…As Iran vows to reciprocate EU sanctions***
Nigeria’s real GDP growth will expand by 2.2 per cent in 2019, the World Bank said in its annual Global Economic Prospects published on Wednesday, contrary to an earlier projection of 2.1 per cent growth rate indicated in June 2018.
“Per capita growth is forecast to remain well below the long-term average in many countries, yielding little progress in poverty reduction”, the World Bank highlighted also, showing that growth in Sub-Saharan Africa would accelerate to 3.4 per cent in 2019, as a result of improved investment in large economies together with continued robust growth in non-resource intensive countries.
“Growth in Nigeria is expected to rise to 2.2 per cent in 2019, assuming that oil production will recover and a slow improvement in private demand will constrain growth in the non-oil industrial sector.
“Angola is forecast to grow 2.9 per cent in 2019 as the oil sector recovers as new oil fields come on stream and as reforms bolster the business environment.
“South Africa is projected to accelerate modestly to a 1.3 per cent pace, amid constraints on domestic demand and limited government spending,” the bank said.
On the risk to the region’s growth, the World Bank stated that escalated trade tensions between the United States and China could impact negatively on the region.
“Faster than-expected normalisation of advanced-economy monetary policy could result in sharp reductions in capital inflows, higher financing costs and abrupt exchange-rate depreciation.
“Increased reliance on foreign currency borrowing has
heightened refinancing and interest rate risk in debtor countries,” the noted.

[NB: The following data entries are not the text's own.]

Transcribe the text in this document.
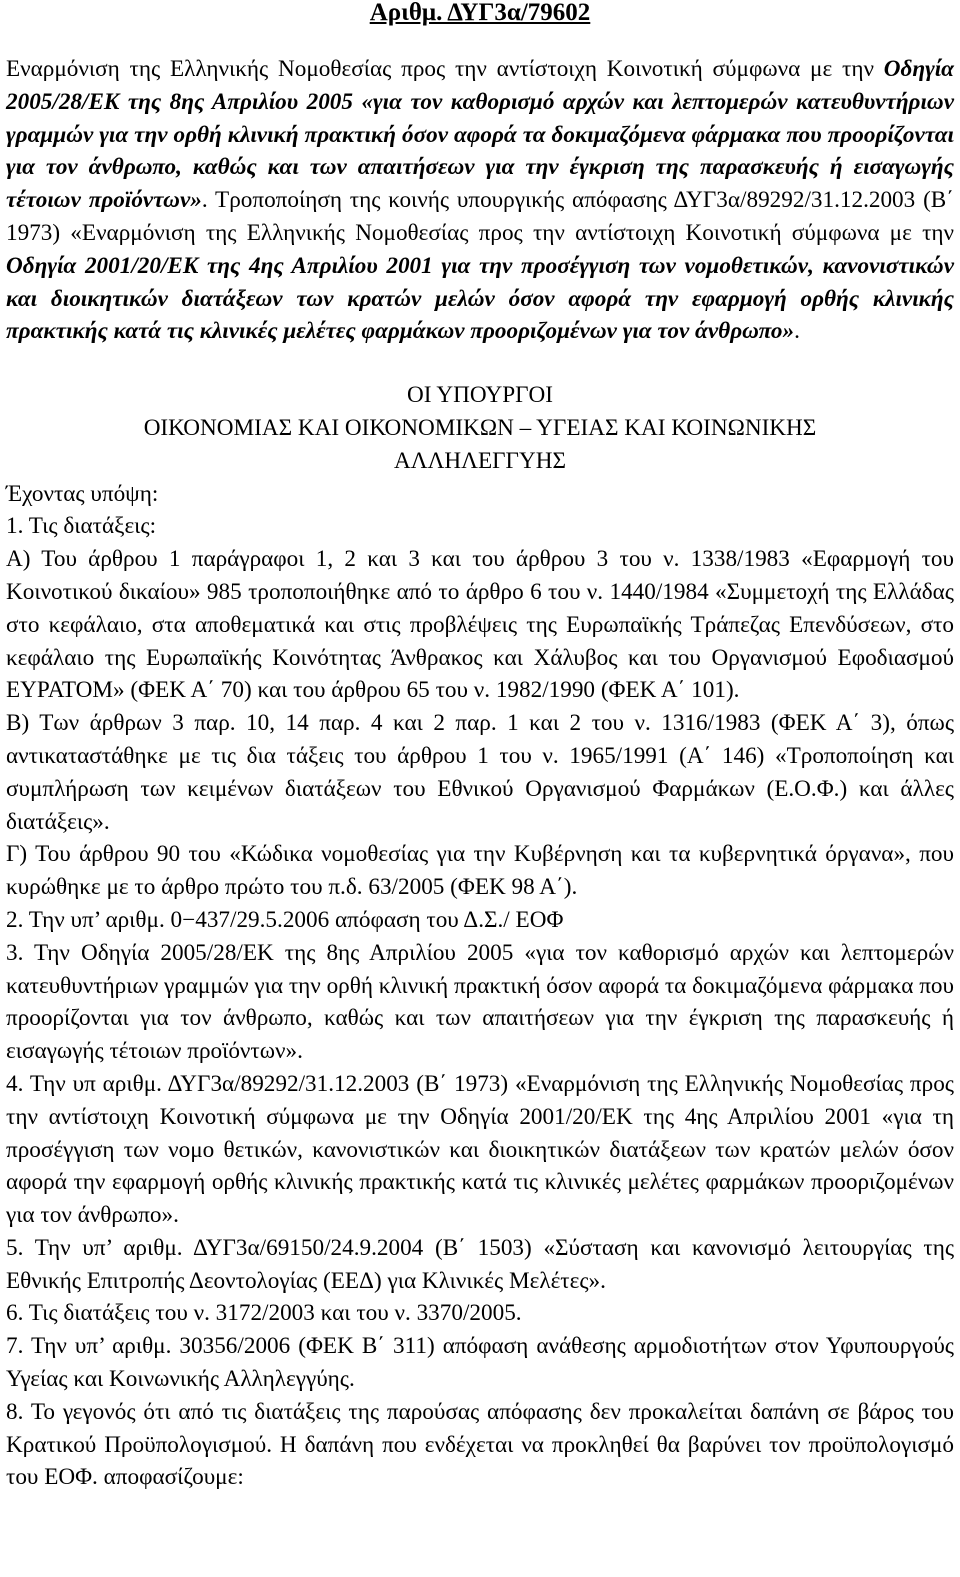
Αριθμ. ΔΥΓ3α/79602

Εναρμόνιση της Ελληνικής Νομοθεσίας προς την αντίστοιχη Κοινοτική σύμφωνα με την Οδηγία 2005/28/ΕΚ της 8ης Απριλίου 2005 «για τον καθορισμό αρχών και λεπτομερών κατευθυντήριων γραμμών για την ορθή κλινική πρακτική όσον αφορά τα δοκιμαζόμενα φάρμακα που προορίζονται για τον άνθρωπο, καθώς και των απαιτήσεων για την έγκριση της παρασκευής ή εισαγωγής τέτοιων προϊόντων». Τροποποίηση της κοινής υπουργικής απόφασης ΔΥΓ3α/89292/31.12.2003 (Β΄ 1973) «Εναρμόνιση της Ελληνικής Νομοθεσίας προς την αντίστοιχη Κοινοτική σύμφωνα με την Οδηγία 2001/20/ΕΚ της 4ης Απριλίου 2001 για την προσέγγιση των νομοθετικών, κανονιστικών και διοικητικών διατάξεων των κρατών μελών όσον αφορά την εφαρμογή ορθής κλινικής πρακτικής κατά τις κλινικές μελέτες φαρμάκων προοριζομένων για τον άνθρωπο».

ΟΙ ΥΠΟΥΡΓΟΙ

ΟΙΚΟΝΟΜΙΑΣ ΚΑΙ ΟΙΚΟΝΟΜΙΚΩΝ – ΥΓΕΙΑΣ ΚΑΙ ΚΟΙΝΩΝΙΚΗΣ

ΑΛΛΗΛΕΓΓΥΗΣ

Έχοντας υπόψη:

1. Τις διατάξεις:

Α) Του άρθρου 1 παράγραφοι 1, 2 και 3 και του άρθρου 3 του ν. 1338/1983 «Εφαρμογή του Κοινοτικού δικαίου» 985 τροποποιήθηκε από το άρθρο 6 του ν. 1440/1984 «Συμμετοχή της Ελλάδας στο κεφάλαιο, στα αποθεματικά και στις προβλέψεις της Ευρωπαϊκής Τράπεζας Επενδύσεων, στο κεφάλαιο της Ευρωπαϊκής Κοινότητας Άνθρακος και Χάλυβος και του Οργανισμού Εφοδιασμού ΕΥΡΑΤΟΜ» (ΦΕΚ Α΄ 70) και του άρθρου 65 του ν. 1982/1990 (ΦΕΚ Α΄ 101).

Β) Των άρθρων 3 παρ. 10, 14 παρ. 4 και 2 παρ. 1 και 2 του ν. 1316/1983 (ΦΕΚ Α΄ 3), όπως αντικαταστάθηκε με τις δια τάξεις του άρθρου 1 του ν. 1965/1991 (Α΄ 146) «Τροποποίηση και συμπλήρωση των κειμένων διατάξεων του Εθνικού Οργανισμού Φαρμάκων (Ε.Ο.Φ.) και άλλες διατάξεις».

Γ) Του άρθρου 90 του «Κώδικα νομοθεσίας για την Κυβέρνηση και τα κυβερνητικά όργανα», που κυρώθηκε με το άρθρο πρώτο του π.δ. 63/2005 (ΦΕΚ 98 Α΄).

2. Την υπ’ αριθμ. 0−437/29.5.2006 απόφαση του Δ.Σ./ ΕΟΦ

3. Την Οδηγία 2005/28/ΕΚ της 8ης Απριλίου 2005 «για τον καθορισμό αρχών και λεπτομερών κατευθυντήριων γραμμών για την ορθή κλινική πρακτική όσον αφορά τα δοκιμαζόμενα φάρμακα που προορίζονται για τον άνθρωπο, καθώς και των απαιτήσεων για την έγκριση της παρασκευής ή εισαγωγής τέτοιων προϊόντων».

4. Την υπ αριθμ. ΔΥΓ3α/89292/31.12.2003 (Β΄ 1973) «Εναρμόνιση της Ελληνικής Νομοθεσίας προς την αντίστοιχη Κοινοτική σύμφωνα με την Οδηγία 2001/20/ΕΚ της 4ης Απριλίου 2001 «για τη προσέγγιση των νομο θετικών, κανονιστικών και διοικητικών διατάξεων των κρατών μελών όσον αφορά την εφαρμογή ορθής κλινικής πρακτικής κατά τις κλινικές μελέτες φαρμάκων προοριζομένων για τον άνθρωπο».

5. Την υπ’ αριθμ. ΔΥΓ3α/69150/24.9.2004 (Β΄ 1503) «Σύσταση και κανονισμό λειτουργίας της Εθνικής Επιτροπής Δεοντολογίας (ΕΕΔ) για Κλινικές Μελέτες».

6. Τις διατάξεις του ν. 3172/2003 και του ν. 3370/2005.

7. Την υπ’ αριθμ. 30356/2006 (ΦΕΚ Β΄ 311) απόφαση ανάθεσης αρμοδιοτήτων στον Υφυπουργούς Υγείας και Κοινωνικής Αλληλεγγύης.

8. Το γεγονός ότι από τις διατάξεις της παρούσας απόφασης δεν προκαλείται δαπάνη σε βάρος του Κρατικού Προϋπολογισμού. Η δαπάνη που ενδέχεται να προκληθεί θα βαρύνει τον προϋπολογισμό του ΕΟΦ. αποφασίζουμε:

It said domestic risks, in particular, remained elevated, that political uncertainty and a concurrent weakening of economic reforms could continue to weigh on the economic outlook in many countries.
“In countries like Mozambique, Nigeria, and South Africa holding elections in 2019, domestic political considerations could undermine the commitments needed to rein in fiscal deficits, especially where public debt levels are high and rising.
The Bank downgraded global economic growth from 3 per cent in 2018 to 2.9 per cent in 2019 due to trade tensions, rising borrowing costs and persistent policy uncertainties.
Meanwhile Iran on Wednesday vowed to reciprocate after the EU added two Iranian individuals and an Iranian intelligence unit to the bloc’s terrorist list.
EU ministers agreed on Tuesday to add the names to the list and freeze their assets, effective from Wednesday.
The Netherlands accused Iran of two killings on its soil and joined France and Denmark in alleging Tehran plotted other attacks in Europe.
Iran’s Foreign Ministry spokesman Bahram Qassemi called the EU’s actions “illogical” and “surprising”.
“Iran will adopt the necessary measures in response to this move and within the framework of reciprocation,” Qassemi said in a statement published on the ministry’s official website.
Iran has denied any involvement in the alleged plots, saying the accusations were intended to damage EU-Iran relations.
“These listings have been adopted by the Council as part of its response to recent foiled attacks on the European soil,” the European Council said in a statement on Wednesday.
Qassemi, in his statement, accused the EU of supporting “terrorist groups” such as the Mujahedin-e-Khalq Organization (MKO), a group that seeks to overthrow the Iranian government.
The move is in part symbolic since one of the men is in prison in Belgium.
The incident marked the first time the EU has enacted sanctions on Iran since lifting a host of curbs on it three years ago following its 2015 nuclear pact with world powers.